Differences between exclusive rights over the apartments and rights over buildings
Please, explain briefly but as clearly as possible the scope of the rights relating (exclusively) to the apartments and the ones relating to the building or to the communal elements owned jointly.
The ownership right on a flat inside a condominium is full and exclusive. In spite of this, according to art. 1122 of the Civil Code, in his real estate unit… the co-owner can’t do works that damage common parts or cause prejudice to the stability, safety or garnish of the building. Anyway the Administrator has to be previously informed in order to report to the Assembly.

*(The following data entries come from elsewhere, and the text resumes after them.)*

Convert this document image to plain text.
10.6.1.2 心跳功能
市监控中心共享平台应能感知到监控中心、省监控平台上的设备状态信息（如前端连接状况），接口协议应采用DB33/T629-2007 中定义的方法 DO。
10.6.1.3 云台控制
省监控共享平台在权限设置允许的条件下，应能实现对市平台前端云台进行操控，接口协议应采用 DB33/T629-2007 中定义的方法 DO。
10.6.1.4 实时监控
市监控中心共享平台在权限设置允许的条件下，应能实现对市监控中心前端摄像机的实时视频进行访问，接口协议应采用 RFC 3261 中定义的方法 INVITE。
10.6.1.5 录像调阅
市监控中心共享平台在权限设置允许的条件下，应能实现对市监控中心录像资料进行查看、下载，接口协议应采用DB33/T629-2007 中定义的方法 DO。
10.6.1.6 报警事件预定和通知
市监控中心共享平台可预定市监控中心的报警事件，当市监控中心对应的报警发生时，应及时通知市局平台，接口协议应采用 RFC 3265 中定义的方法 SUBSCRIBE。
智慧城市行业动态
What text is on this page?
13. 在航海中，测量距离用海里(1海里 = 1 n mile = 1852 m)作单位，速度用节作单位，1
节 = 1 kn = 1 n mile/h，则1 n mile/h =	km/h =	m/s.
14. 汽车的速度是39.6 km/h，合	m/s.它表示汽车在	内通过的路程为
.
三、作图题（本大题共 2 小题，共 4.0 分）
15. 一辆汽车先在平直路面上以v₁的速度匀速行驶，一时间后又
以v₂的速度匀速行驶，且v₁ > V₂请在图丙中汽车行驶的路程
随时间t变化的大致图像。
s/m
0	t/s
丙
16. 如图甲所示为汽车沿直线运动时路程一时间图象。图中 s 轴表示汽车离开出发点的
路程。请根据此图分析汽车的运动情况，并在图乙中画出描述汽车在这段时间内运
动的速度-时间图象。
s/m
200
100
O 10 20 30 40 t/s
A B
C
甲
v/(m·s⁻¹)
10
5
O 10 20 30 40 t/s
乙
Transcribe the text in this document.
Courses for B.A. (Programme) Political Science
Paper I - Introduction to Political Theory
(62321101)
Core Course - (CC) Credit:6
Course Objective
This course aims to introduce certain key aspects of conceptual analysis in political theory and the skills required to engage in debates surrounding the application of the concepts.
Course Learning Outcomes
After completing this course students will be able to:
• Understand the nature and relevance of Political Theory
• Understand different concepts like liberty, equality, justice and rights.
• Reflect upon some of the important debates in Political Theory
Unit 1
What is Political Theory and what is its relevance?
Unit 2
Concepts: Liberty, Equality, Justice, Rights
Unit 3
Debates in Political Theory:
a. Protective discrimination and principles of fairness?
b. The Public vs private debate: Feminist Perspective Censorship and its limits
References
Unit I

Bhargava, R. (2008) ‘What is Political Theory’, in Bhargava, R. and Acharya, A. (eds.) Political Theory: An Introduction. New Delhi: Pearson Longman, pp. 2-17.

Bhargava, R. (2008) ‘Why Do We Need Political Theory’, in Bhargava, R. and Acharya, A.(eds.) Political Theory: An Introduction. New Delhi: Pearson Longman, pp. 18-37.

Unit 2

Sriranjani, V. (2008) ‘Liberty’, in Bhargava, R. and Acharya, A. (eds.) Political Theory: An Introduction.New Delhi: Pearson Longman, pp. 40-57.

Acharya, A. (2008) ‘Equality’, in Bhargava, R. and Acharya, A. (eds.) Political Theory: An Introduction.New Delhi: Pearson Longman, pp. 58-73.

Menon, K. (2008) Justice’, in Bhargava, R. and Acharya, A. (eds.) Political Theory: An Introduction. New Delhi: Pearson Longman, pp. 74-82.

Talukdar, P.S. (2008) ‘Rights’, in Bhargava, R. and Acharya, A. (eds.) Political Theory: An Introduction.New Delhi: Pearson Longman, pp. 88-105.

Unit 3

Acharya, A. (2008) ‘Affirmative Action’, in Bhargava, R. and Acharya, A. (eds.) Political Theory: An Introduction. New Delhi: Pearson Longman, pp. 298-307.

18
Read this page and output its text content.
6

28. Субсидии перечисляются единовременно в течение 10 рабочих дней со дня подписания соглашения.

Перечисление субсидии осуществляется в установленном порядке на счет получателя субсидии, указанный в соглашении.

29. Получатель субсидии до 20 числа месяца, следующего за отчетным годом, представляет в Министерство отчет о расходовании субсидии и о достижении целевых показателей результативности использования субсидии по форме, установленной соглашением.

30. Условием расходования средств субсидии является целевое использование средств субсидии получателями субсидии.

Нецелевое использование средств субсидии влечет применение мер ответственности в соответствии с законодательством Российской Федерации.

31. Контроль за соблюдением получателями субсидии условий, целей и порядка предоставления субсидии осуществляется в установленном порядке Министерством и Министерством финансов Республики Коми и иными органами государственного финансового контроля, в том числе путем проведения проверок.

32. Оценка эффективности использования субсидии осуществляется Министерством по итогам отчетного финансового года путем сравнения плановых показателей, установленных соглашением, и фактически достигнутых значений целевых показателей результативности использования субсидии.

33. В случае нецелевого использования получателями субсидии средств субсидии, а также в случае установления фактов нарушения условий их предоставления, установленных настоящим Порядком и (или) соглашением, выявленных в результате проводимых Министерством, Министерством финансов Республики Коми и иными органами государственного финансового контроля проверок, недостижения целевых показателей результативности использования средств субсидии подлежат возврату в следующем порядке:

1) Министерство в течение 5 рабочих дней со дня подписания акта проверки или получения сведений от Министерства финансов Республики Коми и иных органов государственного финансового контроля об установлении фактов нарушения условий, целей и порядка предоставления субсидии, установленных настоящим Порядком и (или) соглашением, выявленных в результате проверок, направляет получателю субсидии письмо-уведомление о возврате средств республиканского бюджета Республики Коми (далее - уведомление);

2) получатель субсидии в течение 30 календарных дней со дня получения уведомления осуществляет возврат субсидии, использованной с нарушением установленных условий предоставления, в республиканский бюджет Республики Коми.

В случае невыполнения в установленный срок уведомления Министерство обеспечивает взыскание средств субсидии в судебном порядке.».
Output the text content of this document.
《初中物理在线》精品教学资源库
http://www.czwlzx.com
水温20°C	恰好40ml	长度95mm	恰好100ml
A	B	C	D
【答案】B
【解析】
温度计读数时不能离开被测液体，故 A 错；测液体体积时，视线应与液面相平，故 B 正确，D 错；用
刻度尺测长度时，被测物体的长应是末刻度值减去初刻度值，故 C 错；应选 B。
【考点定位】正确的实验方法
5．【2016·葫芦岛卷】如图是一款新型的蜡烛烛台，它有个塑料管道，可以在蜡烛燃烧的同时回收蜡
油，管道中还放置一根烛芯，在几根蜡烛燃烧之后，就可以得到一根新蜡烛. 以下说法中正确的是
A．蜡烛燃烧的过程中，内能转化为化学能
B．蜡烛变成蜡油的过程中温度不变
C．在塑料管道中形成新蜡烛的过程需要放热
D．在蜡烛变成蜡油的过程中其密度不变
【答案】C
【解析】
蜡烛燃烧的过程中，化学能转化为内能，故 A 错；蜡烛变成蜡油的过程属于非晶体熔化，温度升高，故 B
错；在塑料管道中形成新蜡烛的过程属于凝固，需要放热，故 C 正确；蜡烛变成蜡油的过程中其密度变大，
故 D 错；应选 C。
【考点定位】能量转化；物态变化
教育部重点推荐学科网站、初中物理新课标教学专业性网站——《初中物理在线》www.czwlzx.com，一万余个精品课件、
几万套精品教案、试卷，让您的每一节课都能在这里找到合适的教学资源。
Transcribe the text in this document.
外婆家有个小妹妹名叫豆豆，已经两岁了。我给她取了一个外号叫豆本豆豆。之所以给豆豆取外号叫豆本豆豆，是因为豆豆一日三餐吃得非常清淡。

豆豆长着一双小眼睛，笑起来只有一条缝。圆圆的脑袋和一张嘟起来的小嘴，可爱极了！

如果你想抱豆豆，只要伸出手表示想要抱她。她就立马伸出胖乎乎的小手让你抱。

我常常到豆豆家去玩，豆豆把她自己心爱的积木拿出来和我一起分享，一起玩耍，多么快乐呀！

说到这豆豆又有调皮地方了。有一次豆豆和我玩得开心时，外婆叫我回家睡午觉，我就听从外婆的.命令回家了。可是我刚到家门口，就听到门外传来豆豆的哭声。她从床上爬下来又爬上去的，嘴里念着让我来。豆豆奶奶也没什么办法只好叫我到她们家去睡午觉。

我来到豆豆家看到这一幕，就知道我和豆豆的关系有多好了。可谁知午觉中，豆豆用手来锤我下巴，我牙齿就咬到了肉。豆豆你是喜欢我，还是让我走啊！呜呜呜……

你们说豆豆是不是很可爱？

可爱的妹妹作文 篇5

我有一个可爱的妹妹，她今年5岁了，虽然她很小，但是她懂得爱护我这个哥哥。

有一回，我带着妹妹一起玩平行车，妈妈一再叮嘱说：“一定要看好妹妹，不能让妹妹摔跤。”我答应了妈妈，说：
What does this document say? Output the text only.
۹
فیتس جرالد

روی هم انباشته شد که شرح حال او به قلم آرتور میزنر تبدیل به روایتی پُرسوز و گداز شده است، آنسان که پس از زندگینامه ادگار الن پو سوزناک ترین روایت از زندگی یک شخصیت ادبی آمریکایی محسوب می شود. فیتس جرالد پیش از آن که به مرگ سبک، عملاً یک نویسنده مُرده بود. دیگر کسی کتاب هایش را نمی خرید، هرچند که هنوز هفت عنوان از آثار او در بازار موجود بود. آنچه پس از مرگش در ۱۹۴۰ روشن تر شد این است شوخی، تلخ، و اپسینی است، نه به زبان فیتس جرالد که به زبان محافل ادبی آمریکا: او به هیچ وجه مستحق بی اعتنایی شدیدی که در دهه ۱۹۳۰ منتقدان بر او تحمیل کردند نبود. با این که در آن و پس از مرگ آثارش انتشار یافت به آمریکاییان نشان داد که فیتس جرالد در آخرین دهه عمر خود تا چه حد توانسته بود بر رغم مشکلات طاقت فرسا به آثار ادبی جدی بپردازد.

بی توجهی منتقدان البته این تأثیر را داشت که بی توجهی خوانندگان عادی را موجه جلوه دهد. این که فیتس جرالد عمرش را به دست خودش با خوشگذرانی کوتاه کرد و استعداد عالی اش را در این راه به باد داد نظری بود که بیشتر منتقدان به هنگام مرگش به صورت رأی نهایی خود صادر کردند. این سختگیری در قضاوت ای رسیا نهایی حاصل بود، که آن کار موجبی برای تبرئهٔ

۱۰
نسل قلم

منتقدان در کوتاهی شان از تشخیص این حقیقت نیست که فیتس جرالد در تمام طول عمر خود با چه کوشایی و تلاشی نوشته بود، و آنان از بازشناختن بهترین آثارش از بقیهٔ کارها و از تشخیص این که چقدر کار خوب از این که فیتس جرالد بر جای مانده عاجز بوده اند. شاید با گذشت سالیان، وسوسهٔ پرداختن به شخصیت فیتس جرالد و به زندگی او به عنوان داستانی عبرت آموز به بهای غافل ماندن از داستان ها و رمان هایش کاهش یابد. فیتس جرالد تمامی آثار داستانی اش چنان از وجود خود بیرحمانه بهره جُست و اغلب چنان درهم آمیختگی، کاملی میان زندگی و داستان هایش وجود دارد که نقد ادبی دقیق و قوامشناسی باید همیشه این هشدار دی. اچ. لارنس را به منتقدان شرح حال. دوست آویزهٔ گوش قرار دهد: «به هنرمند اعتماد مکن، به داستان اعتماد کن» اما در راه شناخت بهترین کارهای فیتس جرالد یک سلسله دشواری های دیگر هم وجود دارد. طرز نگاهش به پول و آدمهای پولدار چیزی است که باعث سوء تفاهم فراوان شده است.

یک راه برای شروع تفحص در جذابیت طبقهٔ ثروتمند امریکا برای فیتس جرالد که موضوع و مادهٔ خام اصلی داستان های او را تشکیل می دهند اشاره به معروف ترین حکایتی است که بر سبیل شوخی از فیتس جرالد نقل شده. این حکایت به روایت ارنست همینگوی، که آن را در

The common parts (listed in the article 1117 Civil Code) are subject to a special co-ownership regime, different from the normal one. More in details, the rules provided by art. 1117 – 1139 Civil Code apply to the building, where several floors or part of floors are exclusively owned by different persons and some assets, plants and services with a common use are linked to residential units through an instrumental relationship.
These assets are subject to a forced co-ownership, as the single co-owners can’t avoid to contribute to expenses for their maintenance, even if renouncing to the right on common parts. The strictness of that principle was recently mitigated by the above mentioned amending law that, following several judicial decisions and modifying the previous article 1118 civil code, rules the participants’ rights on the common parts.
More in details, it provides the possibility for the co-owner to renounce to use the common parts, such as the heating and conditioning plant, if his renounce doesn’t cause relevant defects in functioning or increases the other co-owners’ expenses.